At its very core, the job of a medical sales representative is to advertise, market and distribute a specific pharmaceutical product to relevant medical establishments.
This job, however, isn’t retail: the responsibilities of a medical sales representative are considerably more arduous than those of a glorified drug dealer.
Representatives meet with doctors and hospital teams and make presentations to persuade potential clients to use their goods, instead of those from other companies.
Of course, you can’t flog something if you don’t know what it is you’re selling – especially if your prospective clients have several medical degrees tucked under their lab coats.
You need to know your pharmaceuticals pretty well, and you must keep an eye on any rival ‘products’ and developing trends in the market. The medical sales representative’s job combines networking, customer services and a strong knowledge of medical goods.
Salary & benefits
As a medical sales representative, you will earn around £15,000 to £25,000 annually, and senior representatives can get as much as £35,000 a year.
In addition to the basic pay, these guys get commission from every sale made.
Obviously, as a salesman you will need to be convincing and confident. You will be meeting with medical professionals, so you’ll need to appear respectable and persuasive in order to make a sale.
Being a flexible seller can be helpful too. After all, you wouldn’t be selling just one type of medical item or equipment, but a whole bunch of them, sometimes at the same time.
Medical sales representatives don’t tend to work in an office. Rather, they usually work at home or out of a ‘mobile office’ (i.e. their cars).

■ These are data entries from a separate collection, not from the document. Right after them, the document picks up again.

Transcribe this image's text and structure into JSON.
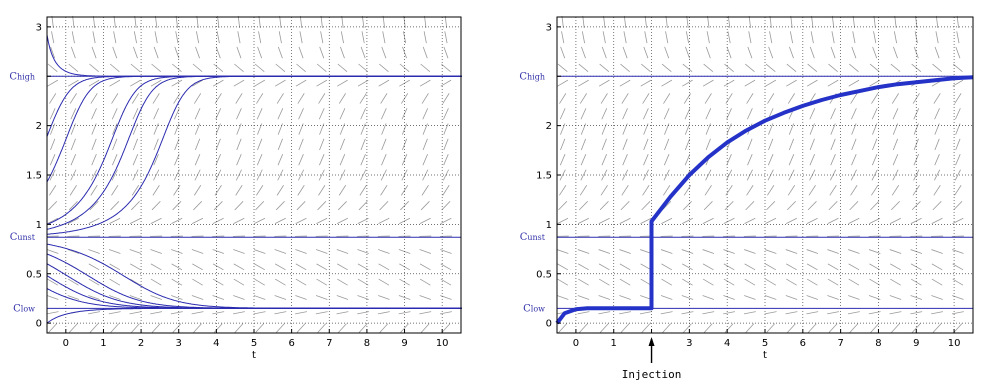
{
  "colors": {
    "curve": "#2b2bb0",
    "thick_curve": "#2432c8",
    "grid": "#444444",
    "field": "#9a9a9a",
    "label": "#3333aa"
  },
  "chart_data": [
    {
      "type": "line",
      "name": "left-panel",
      "xlim": [
        -0.5,
        10.5
      ],
      "ylim": [
        -0.1,
        3.1
      ],
      "xticks": [
        0,
        1,
        2,
        3,
        4,
        5,
        6,
        7,
        8,
        9,
        10
      ],
      "yticks": [
        0,
        0.5,
        1,
        1.5,
        2,
        2.5,
        3
      ],
      "xtick_labels": [
        "0",
        "1",
        "2",
        "3",
        "4",
        "5",
        "6",
        "7",
        "8",
        "9",
        "10"
      ],
      "ytick_labels": [
        "0",
        "0.5",
        "1",
        "1.5",
        "2",
        "",
        "3"
      ],
      "xlabel": "t",
      "grid": true,
      "level_lines": [
        {
          "label": "Chigh",
          "y": 2.5
        },
        {
          "label": "Cunst",
          "y": 0.87
        },
        {
          "label": "Clow",
          "y": 0.15
        }
      ],
      "trajectories_y0": [
        2.92,
        1.89,
        1.43,
        1.0,
        0.95,
        0.9,
        0.8,
        0.7,
        0.6,
        0.48,
        0.35,
        0.0
      ]
    },
    {
      "type": "line",
      "name": "right-panel",
      "xlim": [
        -0.5,
        10.5
      ],
      "ylim": [
        -0.1,
        3.1
      ],
      "xticks": [
        0,
        1,
        2,
        3,
        4,
        5,
        6,
        7,
        8,
        9,
        10
      ],
      "yticks": [
        0,
        0.5,
        1,
        1.5,
        2,
        2.5,
        3
      ],
      "xtick_labels": [
        "0",
        "1",
        "",
        "3",
        "4",
        "5",
        "6",
        "7",
        "8",
        "9",
        "10"
      ],
      "ytick_labels": [
        "0",
        "0.5",
        "1",
        "1.5",
        "2",
        "",
        "3"
      ],
      "xlabel": "t",
      "grid": true,
      "level_lines": [
        {
          "label": "Chigh",
          "y": 2.5
        },
        {
          "label": "Cunst",
          "y": 0.87
        },
        {
          "label": "Clow",
          "y": 0.15
        }
      ],
      "injection": {
        "t": 2,
        "label": "Injection",
        "jump_to": 1.03
      },
      "series": [
        {
          "x": [
            -0.5,
            -0.3,
            0,
            0.3,
            0.6,
            1,
            1.5,
            2,
            2,
            2.5,
            3,
            3.5,
            4,
            4.5,
            5,
            5.5,
            6,
            6.5,
            7,
            7.5,
            8,
            8.5,
            9,
            9.5,
            10,
            10.5
          ],
          "y": [
            0.0,
            0.1,
            0.14,
            0.15,
            0.15,
            0.15,
            0.15,
            0.15,
            1.03,
            1.28,
            1.5,
            1.68,
            1.83,
            1.95,
            2.05,
            2.13,
            2.2,
            2.26,
            2.31,
            2.35,
            2.39,
            2.42,
            2.44,
            2.46,
            2.48,
            2.49
          ]
        }
      ]
    }
  ]
}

Although extra work hours are usual (since you will work around the schedules of your potential clients), most meetings occur within the confines of the working week. The work also involves a lot of traveling around your local area, but you won’t stray too far from your patch.

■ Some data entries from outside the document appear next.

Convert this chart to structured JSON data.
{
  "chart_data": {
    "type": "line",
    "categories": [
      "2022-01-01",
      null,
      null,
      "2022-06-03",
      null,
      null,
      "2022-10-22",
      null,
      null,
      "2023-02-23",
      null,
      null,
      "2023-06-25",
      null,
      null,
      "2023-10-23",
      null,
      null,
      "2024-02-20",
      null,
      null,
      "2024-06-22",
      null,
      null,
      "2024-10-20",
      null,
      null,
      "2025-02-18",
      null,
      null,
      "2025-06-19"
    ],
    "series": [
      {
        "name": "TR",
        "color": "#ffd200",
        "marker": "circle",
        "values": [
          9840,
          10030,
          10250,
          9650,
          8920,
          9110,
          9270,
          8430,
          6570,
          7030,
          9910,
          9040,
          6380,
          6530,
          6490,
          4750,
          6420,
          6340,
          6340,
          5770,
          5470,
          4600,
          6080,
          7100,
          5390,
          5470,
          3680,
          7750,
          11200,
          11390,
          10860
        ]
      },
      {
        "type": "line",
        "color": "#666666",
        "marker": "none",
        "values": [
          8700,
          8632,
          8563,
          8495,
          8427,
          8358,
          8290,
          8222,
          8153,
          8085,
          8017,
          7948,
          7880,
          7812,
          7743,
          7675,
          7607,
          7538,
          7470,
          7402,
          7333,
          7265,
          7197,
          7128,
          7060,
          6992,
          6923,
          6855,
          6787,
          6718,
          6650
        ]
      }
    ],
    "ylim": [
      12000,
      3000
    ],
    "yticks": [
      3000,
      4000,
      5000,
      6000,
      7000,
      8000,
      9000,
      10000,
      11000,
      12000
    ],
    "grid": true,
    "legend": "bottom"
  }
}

To be a medical sales representative, you don’t really need a science-related degree. You won’t (or at least shouldn’t!) be using or prescribing medications, of course – you will only sell them to medical professionals.
A background in pharmacy, medicine, and life sciences can be handy, specifically on the job, but is definitely not strictly essential for your application.

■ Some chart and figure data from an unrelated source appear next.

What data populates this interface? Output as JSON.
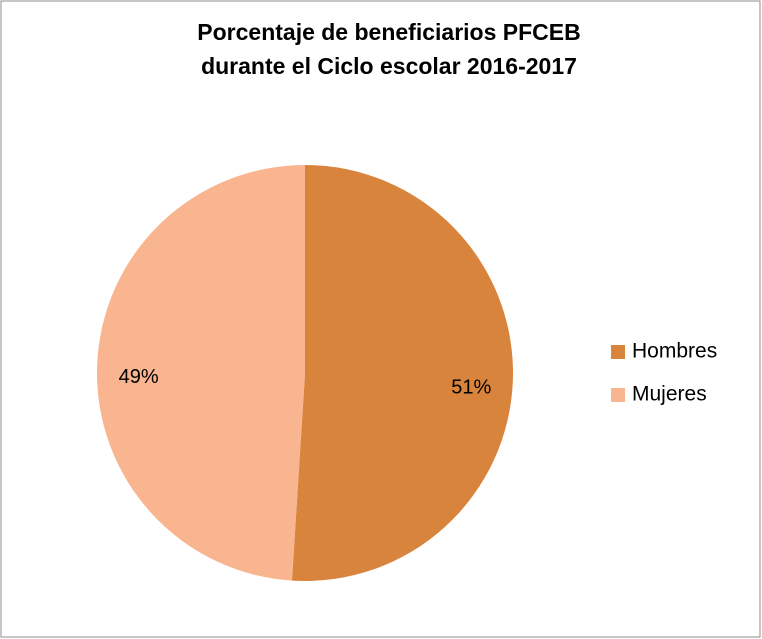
{
  "chart_data": {
    "type": "pie",
    "title": [
      "Porcentaje de beneficiarios PFCEB",
      "durante el Ciclo escolar 2016-2017"
    ],
    "categories": [
      "Hombres",
      "Mujeres"
    ],
    "values": [
      51,
      49
    ],
    "value_labels": [
      "51%",
      "49%"
    ],
    "colors": [
      "#d9843c",
      "#f8b58f"
    ],
    "legend": "right"
  }
}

Niche companies (for instance, those selling dentistry equipment or skin medications only) may prefer applicants with a relevant academic background. Nevertheless, the majority of medical sales representatives today don’t generally have science-related backgrounds.
In fact, many employers prefer medical sales representatives with a business and marketing background (after all, the job focuses more on retail than medicine).
Training & progression
Most medical sales representatives get initial training. If you don’t have a science-related background, you’ll probably have to undergo training in order to enhance your medical knowledge as well as, if necessary, your sales skills.
While there is no academic requirement, you will need to pass an examination facilitated by the Association of the British Pharmaceutical Industry (ABPI).
Job progress can be a tricky subject in this sector, since it can depend on your academic background. After gaining relevant experience, you can progress to a managerial job, though many medical sales representatives with a science background tend to go on to look for employment in hospitals.
If you want to do this, you may need further training and education on the medical area on which you want to focus.